Featured Writing 6.05.2020

Published: June 5, 2020 at 3:22 PM

Thank You No Thank You is a group show featuring 15 artists, including curator Catzie Vilayphonh, whose work touches upon themes of identity for Southeast Asian American refugees of war.

Ranging from the ever-so-present confrontation of being American enough, the deportation of black and brown bodies, or offerings of healing, the group show itself is symbolic of the allyships amongst the immigrant communities from which each artist represents.

As we reflect upon the Vietnam War, we cannot ignore current events either. Anti-blackness in the APIA community and supporting Black Lives Matter are both necessary in the ongoing conversations on how art can continue to be a space for change, and we welcome it.

A Word From The Curator

https://youtu.be/gKLgq6WTI3A

Today is the official “opening” of my curated show Thank You No Thank You with Asian Arts Initiative. When I first started working on it last year, I knew that because 2020 was the 45th Anniversary of the end of the Vietnam War this was an important topic of dialogue for Southeast Asian Americans. Also, the exhibition would commemorate 5 years of existence for Laos In The House. It was going to be a celebration of sorts.

And then 2020 happened. My father passed away, COVID-19 took over, racial attacks on Asian Americans were on the rise, again. Thank You No Thank You would go from being a full-on physical exhibition, to a limited space gallery event, until finally, a virtual show that would exist only online.

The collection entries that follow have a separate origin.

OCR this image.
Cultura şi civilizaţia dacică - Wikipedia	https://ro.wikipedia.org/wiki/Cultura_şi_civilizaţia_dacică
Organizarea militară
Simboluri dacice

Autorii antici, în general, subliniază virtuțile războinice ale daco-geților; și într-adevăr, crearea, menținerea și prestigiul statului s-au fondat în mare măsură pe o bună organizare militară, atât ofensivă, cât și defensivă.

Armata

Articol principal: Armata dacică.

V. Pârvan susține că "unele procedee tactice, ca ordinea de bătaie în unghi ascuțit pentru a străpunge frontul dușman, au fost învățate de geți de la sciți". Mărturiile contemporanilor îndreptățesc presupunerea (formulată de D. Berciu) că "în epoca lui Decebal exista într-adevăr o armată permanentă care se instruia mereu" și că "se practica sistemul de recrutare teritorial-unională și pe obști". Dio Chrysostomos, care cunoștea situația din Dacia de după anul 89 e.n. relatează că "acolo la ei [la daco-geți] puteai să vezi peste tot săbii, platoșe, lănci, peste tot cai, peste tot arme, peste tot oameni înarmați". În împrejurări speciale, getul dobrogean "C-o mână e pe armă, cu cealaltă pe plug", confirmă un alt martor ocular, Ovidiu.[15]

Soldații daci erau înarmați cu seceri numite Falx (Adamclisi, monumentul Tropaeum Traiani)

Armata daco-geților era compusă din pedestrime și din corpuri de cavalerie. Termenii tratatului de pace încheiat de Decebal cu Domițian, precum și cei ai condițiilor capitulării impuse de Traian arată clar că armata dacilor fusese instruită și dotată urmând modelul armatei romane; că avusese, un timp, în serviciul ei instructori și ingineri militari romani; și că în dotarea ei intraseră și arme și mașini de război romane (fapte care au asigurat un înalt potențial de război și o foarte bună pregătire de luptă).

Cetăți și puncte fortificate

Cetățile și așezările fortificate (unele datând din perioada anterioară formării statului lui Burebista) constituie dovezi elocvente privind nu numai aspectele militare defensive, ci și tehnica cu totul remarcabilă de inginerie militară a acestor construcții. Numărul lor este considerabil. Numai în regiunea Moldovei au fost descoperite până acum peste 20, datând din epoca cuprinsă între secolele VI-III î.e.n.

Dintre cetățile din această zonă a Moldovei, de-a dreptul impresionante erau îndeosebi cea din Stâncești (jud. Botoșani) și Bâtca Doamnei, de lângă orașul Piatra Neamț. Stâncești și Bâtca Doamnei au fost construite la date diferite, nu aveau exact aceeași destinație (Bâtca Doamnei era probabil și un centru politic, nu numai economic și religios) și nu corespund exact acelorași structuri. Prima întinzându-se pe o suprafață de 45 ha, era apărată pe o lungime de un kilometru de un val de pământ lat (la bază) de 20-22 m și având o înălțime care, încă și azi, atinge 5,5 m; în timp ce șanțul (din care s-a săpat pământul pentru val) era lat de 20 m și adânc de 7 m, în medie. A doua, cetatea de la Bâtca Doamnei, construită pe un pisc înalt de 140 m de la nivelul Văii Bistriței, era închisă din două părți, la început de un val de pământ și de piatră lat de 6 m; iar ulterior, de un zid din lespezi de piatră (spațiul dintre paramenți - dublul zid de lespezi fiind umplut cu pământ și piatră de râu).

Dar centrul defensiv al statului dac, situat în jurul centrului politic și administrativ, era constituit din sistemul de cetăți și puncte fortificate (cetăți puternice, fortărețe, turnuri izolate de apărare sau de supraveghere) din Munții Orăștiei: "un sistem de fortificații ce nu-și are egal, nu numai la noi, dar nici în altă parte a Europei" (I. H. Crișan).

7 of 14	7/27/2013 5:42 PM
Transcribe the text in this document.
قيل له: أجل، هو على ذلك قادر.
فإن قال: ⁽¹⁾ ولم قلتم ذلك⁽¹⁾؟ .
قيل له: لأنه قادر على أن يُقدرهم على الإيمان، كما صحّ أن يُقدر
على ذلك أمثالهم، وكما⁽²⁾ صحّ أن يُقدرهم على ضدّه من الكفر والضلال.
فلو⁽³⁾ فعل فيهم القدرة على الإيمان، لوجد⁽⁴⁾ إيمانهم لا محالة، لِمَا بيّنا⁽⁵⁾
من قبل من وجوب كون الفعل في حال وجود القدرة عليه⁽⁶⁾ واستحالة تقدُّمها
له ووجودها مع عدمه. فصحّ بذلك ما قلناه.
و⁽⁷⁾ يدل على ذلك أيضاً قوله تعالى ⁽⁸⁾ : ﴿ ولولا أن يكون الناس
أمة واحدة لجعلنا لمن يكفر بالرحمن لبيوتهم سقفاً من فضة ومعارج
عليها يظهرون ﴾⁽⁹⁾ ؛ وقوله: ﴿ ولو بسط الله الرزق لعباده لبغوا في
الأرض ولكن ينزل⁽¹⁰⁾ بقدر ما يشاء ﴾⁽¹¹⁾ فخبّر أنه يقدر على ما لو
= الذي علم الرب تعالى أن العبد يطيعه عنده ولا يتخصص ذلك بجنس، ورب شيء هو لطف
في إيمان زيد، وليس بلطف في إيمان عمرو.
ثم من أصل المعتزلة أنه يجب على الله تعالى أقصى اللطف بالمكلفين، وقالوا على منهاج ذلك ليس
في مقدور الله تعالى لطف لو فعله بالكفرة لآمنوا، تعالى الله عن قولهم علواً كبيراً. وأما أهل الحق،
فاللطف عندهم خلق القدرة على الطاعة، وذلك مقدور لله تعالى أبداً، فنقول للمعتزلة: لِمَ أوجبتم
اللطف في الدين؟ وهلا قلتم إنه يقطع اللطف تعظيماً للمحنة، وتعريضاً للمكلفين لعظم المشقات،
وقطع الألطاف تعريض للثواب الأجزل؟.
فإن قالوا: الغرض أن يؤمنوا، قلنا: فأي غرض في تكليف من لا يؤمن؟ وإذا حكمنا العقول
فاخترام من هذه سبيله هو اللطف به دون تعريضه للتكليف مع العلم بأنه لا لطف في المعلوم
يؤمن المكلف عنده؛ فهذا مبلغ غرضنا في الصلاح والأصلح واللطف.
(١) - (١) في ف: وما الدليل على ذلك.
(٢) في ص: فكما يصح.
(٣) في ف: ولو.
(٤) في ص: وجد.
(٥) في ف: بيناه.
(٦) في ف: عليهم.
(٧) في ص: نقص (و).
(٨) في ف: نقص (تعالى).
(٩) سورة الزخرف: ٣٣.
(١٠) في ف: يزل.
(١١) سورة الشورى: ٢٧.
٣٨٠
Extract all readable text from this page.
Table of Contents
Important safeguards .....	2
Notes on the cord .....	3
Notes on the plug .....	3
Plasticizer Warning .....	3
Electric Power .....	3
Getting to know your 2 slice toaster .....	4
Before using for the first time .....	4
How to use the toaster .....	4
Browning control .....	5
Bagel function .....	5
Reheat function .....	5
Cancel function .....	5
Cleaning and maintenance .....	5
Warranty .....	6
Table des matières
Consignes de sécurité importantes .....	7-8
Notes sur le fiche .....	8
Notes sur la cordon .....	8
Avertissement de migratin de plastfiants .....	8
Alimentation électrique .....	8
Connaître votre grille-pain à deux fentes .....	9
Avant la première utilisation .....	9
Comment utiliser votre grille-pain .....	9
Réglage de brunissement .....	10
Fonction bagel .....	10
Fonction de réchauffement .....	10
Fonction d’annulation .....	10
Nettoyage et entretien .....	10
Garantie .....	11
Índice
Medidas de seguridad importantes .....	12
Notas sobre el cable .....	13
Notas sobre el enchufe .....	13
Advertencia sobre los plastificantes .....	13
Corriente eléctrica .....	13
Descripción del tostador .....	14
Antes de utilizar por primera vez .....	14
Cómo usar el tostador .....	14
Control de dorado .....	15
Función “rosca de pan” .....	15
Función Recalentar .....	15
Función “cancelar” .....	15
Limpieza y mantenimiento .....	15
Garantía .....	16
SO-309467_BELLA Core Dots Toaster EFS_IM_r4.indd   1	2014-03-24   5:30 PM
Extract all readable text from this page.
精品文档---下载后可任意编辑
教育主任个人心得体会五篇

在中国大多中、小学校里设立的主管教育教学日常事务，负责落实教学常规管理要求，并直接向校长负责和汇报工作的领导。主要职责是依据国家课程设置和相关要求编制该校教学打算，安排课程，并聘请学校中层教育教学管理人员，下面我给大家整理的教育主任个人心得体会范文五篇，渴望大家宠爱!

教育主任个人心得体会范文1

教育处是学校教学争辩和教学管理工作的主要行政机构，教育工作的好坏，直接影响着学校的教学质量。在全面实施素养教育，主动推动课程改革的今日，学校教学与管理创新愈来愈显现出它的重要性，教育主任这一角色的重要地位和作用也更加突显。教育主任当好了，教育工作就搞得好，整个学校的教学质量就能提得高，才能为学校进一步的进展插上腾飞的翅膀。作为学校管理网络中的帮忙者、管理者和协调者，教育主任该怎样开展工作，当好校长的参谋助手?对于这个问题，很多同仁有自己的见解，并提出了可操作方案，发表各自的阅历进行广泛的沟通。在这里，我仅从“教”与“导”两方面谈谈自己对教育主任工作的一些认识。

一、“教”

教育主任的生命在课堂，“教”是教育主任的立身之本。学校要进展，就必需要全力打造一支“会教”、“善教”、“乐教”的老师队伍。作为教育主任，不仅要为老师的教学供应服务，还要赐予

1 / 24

Like all the artists involved, I was asked by AAI to prepare a video statement to accompany the works. It was hard trying to find the words, express my feelings about the show itself and what was happening in the world. I managed to call out a bunch of phrases I felt I could somewhat piece together in a post edit. And then the violent death of George Floyd took place and the world changed again. Unhappy that I had to finish a welcome message that would distract folks from their right to protest and be heard, but too emotionally exhausted to record another statement, I took whatever was left of my pre-recorded footage instead.